Dans le train retour, deux femmes s’installent dans le même carré que moi. Elles sont épuisées et maudissent ensemble le compagnon de l’une d’elle, qui semble être un sacré cossard et n’en foutre pas une.
Je retire Aller Retour, de Nelly Monnier et Eric Tabuchi, dans un de ces locker d’entrée de ville qu’ils auraient pu photographier pour leur Atlas des Régions Naturelles. A l’instar de ses auteurs, le livre a accompli son propre voyage à travers la France, avant d’être lu dans la soirée.
10 juillet
Je suis faussement en vacances : je n’ai rien à faire pour l’instant, je sais que du travail va me tomber dessus, mais je ne sais pas quand. Je n’ai pas l’esprit complètement libre.

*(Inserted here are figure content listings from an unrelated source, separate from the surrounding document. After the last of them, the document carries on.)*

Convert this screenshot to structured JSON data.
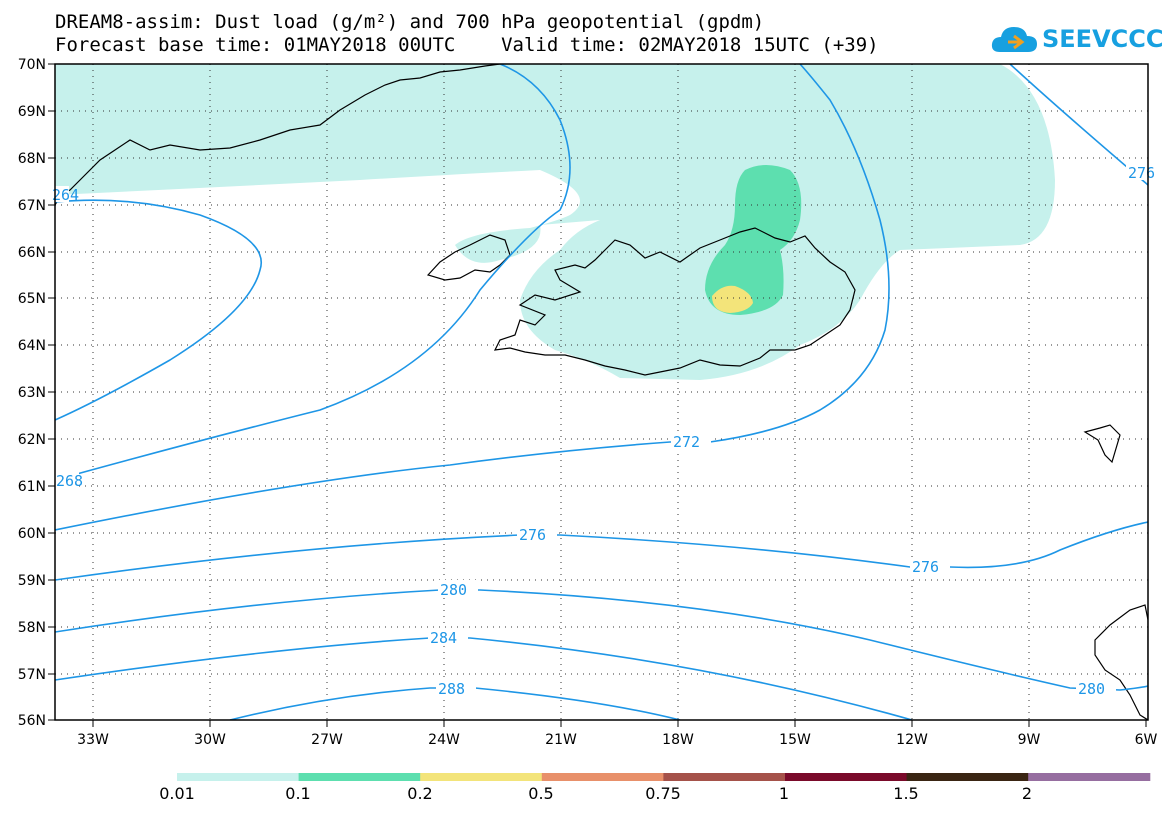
{
  "title": {
    "line1": "DREAM8-assim: Dust load (g/m²) and 700 hPa geopotential (gpdm)",
    "line2": "Forecast base time: 01MAY2018 00UTC    Valid time: 02MAY2018 15UTC (+39)"
  },
  "logo": {
    "text": "SEEVCCC",
    "icon": "cloud-icon",
    "color": "#17a0e0"
  },
  "axes": {
    "lat_labels": [
      "70N",
      "69N",
      "68N",
      "67N",
      "66N",
      "65N",
      "64N",
      "63N",
      "62N",
      "61N",
      "60N",
      "59N",
      "58N",
      "57N",
      "56N"
    ],
    "lon_labels": [
      "33W",
      "30W",
      "27W",
      "24W",
      "21W",
      "18W",
      "15W",
      "12W",
      "9W",
      "6W"
    ]
  },
  "contours": {
    "color": "#1e96e6",
    "labels": [
      "272",
      "276",
      "276",
      "280",
      "280",
      "284",
      "288",
      "268",
      "264",
      "276"
    ]
  },
  "colorbar": {
    "colors": [
      "#c6f1ec",
      "#5ddfaf",
      "#f3e47a",
      "#e8906a",
      "#a5524a",
      "#7a0a2a",
      "#3a2513",
      "#966ea0"
    ],
    "labels": [
      "0.01",
      "0.1",
      "0.2",
      "0.5",
      "0.75",
      "1",
      "1.5",
      "2"
    ]
  }
}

Je n’ai pas anticipé la nouvelle vague de hautes températures qui nous arrive et j’ai laissé entrer et s’installer le chaleur dans la maison. Je suis fatigué toute la journée.
11 juillet
Je cours 50 mn, sur un itinéraire raccourci parce qu’il fait déjà chaud (et que j’ai un peu la flemme.)
- Un maître à son chien qui ne sait où se mettre à mesure que j’arrive à sa hauteur : » Mais regarde où tu vas ! » Mais la gêne ne vient pas du chien, elle vient de la laisse que le maître laisse s’étendre sur toute la largeur du chemin.
- Trois adeptes du paddle dans les eaux paisibles du petit havre.
- Un chat inconnu tortille complaisamment du cul sur la promenade.
- Une scène photogénique : un tracteur en attente sur la cale, avec sa remorque chargée de piles de coupelles à huîtres colorées. Le soleil est encore assez bas, lumière rasante.
- Dans l’exploitation, une machine trie les huîtres.
- Un moineau m’accompagne quelques mètres, sautillant et voletant sur le muret devant moi.
- Sur la digue, un dératé fait des fractionnés.
- Max le bichon regarde avec circonspection une carpe koï-manchon à vent pendue à son mat.
À quelques centimètres près, un pigeon me chiait dessus.
Le coiffeur sympathique chez qui je veux, moi aussi et comme toute la famille, aller me faire couper les cheveux, ne peut me prendre que dans dix jours. Vue l’urgence capillaire, je reprends rendez-vous chez Barbie coiffure. Advienne que coupera.
Je lis Poèmes de ma hutte de montagne, de Saigyo.
ce que c’est
au fond
je l’ignore, pourtant
de gratitude
mes larmes coulent
12 juillet
Je prépare dans la matinée une salade de petits légumes à base de quinoa, ma célèbre « salade des incas ». Nous accueillons M. et J. pour le déjeuner, avec lesquelles nous irons nous baigner et, c’est rare, nous allonger sur la plage.
L’alléchante proposition d’une glace, émise après le repas, échoue finalement au pied du glacier. Ça ne nous tente plus finalement. L’envie a fondu.
13 juillet
Notre terrasse constitue un bon observatoire sonore de la vie touristique locale. Depuis notre terrasse, nous captons très bien des bribes de dialogues échangés par les estivants qui vont à où de reviennent de la plage. Ce serait un protocole d’écriture intéressant que de prendre en note ces paroles, sur une période donnée.
Me dis pas qu’il a mangé un kinder en scred ?! En SCRED ! T’en as même pas proposé un à ta sœur ! C’est honteux !
Je lis le mot-valise « art-chéologie » dans un chapitre de bouquin. Les coiffeurs ont leurs jeux de mots en « -tif » et en « -hair », les artistes ont les leurs en « -art », c’est autrement plus fin.